In the two-part Ken Burns’ documentary, “Jackie Robinson”, broadcast this past week on PBS television, we are immediately hooked by the legendary baseball player’s opening statement: “If I had a room jammed with trophies, awards and citations, and a child of mine came into that room and asked what I had done in defense of black people and decent whites fighting for freedom, and I had to tell that child that I had kept quiet, that I had been timid, I would have to mark myself a total failure at the whole business of living.”
In raw archival footage and interviews we see Jackie Robinson’s historic breaking of the major league baseball color barrier on April 15, 1947 when he steps out onto Ebbetts Field to play for the Brooklyn Dodgers (now the LA Dodgers) with fury and racist slurs thrown at him from the stands and from his fellow team members. An outspoken and confident man, Robinson is nonetheless advised by the team’s manager (Branch Rickey) to remain non-confrontational in the face of violent assaults both physical and verbal, and to seek solace in the privacy of his family life. The portrait of Jackie Robinson reveals a more complex, vulnerable, and astonishingly heroic man both tragic and pioneering. The viewer has no doubt of the immense difficulty for Robinson to remain silent in the face of such brutality and injustice.
What Burns contributes to our knowledge of this shameful period of US history is Robinson’s equally courageous life after baseball: his contributions to the civil rights movement. Martin Luther King Jr. said, “Jackie Robinson was a sit-inner before sit-ins, a freedom rider before freedom rides,” and enlisted his participation in some of the organized civil rights marches.

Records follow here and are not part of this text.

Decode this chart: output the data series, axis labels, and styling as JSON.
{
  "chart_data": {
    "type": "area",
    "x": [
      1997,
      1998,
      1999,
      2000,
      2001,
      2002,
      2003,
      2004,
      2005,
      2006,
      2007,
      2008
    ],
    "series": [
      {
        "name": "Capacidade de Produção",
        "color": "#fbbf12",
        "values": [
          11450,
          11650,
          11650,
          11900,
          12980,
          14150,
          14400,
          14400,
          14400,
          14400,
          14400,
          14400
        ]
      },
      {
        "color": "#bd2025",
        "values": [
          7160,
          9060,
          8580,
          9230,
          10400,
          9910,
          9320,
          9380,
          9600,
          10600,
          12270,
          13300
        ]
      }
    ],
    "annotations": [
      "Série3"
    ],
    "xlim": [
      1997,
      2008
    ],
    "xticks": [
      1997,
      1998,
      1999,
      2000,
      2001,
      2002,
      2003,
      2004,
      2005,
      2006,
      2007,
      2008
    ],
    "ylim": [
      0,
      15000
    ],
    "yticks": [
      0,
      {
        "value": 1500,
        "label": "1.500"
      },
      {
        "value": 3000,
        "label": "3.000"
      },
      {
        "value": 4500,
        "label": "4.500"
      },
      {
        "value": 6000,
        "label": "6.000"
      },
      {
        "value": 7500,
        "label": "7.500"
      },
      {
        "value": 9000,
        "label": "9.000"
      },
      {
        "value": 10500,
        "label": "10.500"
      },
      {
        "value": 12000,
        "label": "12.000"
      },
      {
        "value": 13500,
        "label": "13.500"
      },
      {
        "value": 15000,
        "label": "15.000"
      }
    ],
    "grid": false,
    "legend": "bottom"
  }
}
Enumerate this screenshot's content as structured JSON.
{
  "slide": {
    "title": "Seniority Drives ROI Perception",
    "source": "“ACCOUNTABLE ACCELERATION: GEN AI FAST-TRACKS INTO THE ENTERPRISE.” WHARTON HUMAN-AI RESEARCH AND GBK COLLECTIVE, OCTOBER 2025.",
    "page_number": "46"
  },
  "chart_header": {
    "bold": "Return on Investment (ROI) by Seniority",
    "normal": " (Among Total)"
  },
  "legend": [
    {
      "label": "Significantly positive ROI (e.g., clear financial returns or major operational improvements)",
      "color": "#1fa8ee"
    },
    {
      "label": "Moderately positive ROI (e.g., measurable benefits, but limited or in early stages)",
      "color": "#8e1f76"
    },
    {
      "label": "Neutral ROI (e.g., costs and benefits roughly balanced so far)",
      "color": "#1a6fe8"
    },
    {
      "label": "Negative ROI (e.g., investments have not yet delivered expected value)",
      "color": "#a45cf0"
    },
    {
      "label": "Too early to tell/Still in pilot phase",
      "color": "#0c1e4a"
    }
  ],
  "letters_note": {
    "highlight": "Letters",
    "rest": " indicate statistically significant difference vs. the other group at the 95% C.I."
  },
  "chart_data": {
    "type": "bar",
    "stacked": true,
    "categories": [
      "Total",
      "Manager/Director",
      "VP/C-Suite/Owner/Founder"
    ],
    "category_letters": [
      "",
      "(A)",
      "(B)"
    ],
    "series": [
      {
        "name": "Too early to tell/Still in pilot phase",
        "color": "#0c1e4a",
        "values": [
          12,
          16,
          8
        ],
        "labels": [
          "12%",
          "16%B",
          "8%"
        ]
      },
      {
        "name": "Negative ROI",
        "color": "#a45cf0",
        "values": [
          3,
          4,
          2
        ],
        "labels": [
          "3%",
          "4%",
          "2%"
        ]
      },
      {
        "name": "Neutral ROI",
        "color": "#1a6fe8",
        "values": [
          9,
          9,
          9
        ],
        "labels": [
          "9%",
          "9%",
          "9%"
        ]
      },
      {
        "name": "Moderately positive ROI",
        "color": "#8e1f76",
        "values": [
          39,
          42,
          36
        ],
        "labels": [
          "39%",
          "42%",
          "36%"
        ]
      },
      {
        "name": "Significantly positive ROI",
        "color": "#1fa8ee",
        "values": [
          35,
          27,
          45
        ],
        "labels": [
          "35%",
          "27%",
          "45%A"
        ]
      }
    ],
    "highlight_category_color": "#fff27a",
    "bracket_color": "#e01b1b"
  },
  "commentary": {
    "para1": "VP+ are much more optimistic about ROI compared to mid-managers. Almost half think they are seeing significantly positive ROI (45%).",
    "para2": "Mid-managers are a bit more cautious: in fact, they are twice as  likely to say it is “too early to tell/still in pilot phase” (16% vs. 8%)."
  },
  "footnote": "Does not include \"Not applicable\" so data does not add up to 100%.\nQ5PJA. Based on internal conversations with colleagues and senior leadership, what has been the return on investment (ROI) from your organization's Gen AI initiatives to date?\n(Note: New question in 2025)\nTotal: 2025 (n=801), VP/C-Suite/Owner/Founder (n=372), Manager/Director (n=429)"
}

After Robinson’s baseball career ended, he became a newspaper columnist on race relations, a political advocate for civil rights, and a successful executive for a famous coffee company (Chockful o’Nuts) as well as the founder of a bank for African Americans. This post-baseball career, not as well-known to many of us, in some ways even transcends his athletic achievements.
One of the more remarkable elements of the “Jackie Robinson” miniseries, is Robinson’s luminescent 93-year old widow Rachel, a sensitive, highly intelligent and caring woman who seemed to buffer her husband from the most insidious pressures on him and his family. This documentary is as much Rachel’s story as it is Jackie’s, because she is our witness to what Jackie felt and believed but could not give voice to in those early years of his baseball career. She describes in unsparing words how her husband collapsed in her arms from a fatal heart attack after years of increasing debilitation from diabetes. He was 53 years old.
Little known facts about Robinson are explained; 1) why he was an early supporter of Nixon who seemed to be more supportive of civil rights than JFK; 2) why his support for Republican candidates seemed the right direction for African Americans after the military was integrated and Brown vs. Board of Education was decided; 3) his reaction to Malcom X and others calling him an Uncle Tom.
If the black press hadn’t strongly advocated over the years for civil rights, and if political pressure outside baseball hadn’t coalesced at this time due in part to Jackie Robinson, gains in civil rights would not have happened. It’s this sequence of historically inconvenient truths that “Jackie Robinson” makes us confront.
This year, the city of Philadelphia officially apologized for the racist taunts that members of the Phillies baseball team rained on Jackie Robinson when the Dodgers played them [almost seventy years after the game in question].